2007年11月、独自ブランド「志道(SIDO)」の第一弾として、セレクトショップ大手のユナイテッドアローズで発売した。その優れた通気性と伸縮性が好評で、1枚3990円にもかかわらず、約2カ月間で660枚を販売。2008年1月から、東京・新宿伊勢丹本店でも販売している。約5年間かけて生まれたオンリーワンパンツ。その軌跡に埋もれた喜怒哀楽を追う。

ログインの野木志郎社長と、「志道(CIDO)」グレーのショートタイプ
約500枚もの試着
── 2002年の日韓共催サッカ―W杯の日本対ロシア戦。当時42歳の野木志郎は、ロシア側ゴールポスト裏側の席で観戦していた。大手下着メ―カ―のOEM生産などを手がける会社に勤務していたころだ。そして稲本潤一選手のゴールに、「人生で初めて涙が飛び出るような感動」を体験。試合後、彼は「世界で戦う男たちを応援するパンツを創りたい」という夢を抱く。その時点では雲をつかむような話だった。──
野木 まるで着けていないかのように動きやすく、しかも蒸れにくい。そんなパンツを作れれば、サッカ―選手などのアスリートが、競技に専念できて好成績を残せるんやないか。それは、きっと一般男性にも気に入ってもらえるはずや、と考えたんです。
まずは自分で、約2年の間に500枚は試着しました。海外ブランドのものは、日本人仕様に作られているんでしょうが、窮屈だったり、だぶつき感があって、どれもしっくりこない。はいた瞬間は伸縮性があっていいなと思ったものでも、通気性が悪く、少し汗をかくとベタついたりしてね。

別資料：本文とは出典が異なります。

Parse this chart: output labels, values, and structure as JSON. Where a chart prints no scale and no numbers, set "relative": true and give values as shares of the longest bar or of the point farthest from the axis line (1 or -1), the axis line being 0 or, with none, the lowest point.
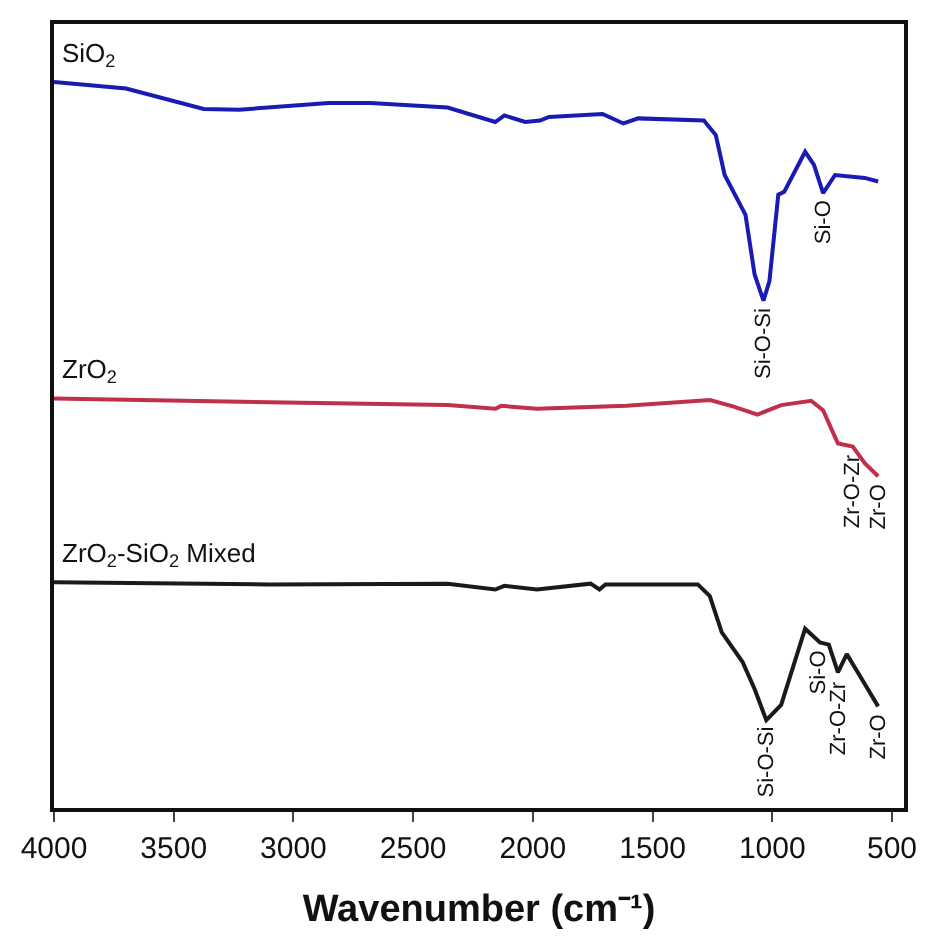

ブリーフやトランクスをひと通りはき終えると、今度はマニアックなものに走りました。前が横開きではなくて上下に開くものや、Tバック系とか。ただ、自宅で試着する際は、奥さんの目がある。だから、シャワーを浴びる振りをして、浴室でこっそり試着ですよ。通気性も試すために温水シャワーを出したまま、鏡で見栄えなどをチェックしてると、浴室のドアが突然開いて、奥さんから「あなた、何してんの?」って、けげんな目で見られたこともありました。たぶん、新しいパンツを手元に隠しながら浴室に向かう時点で、既にぼくが挙動不審やったんでしょうね。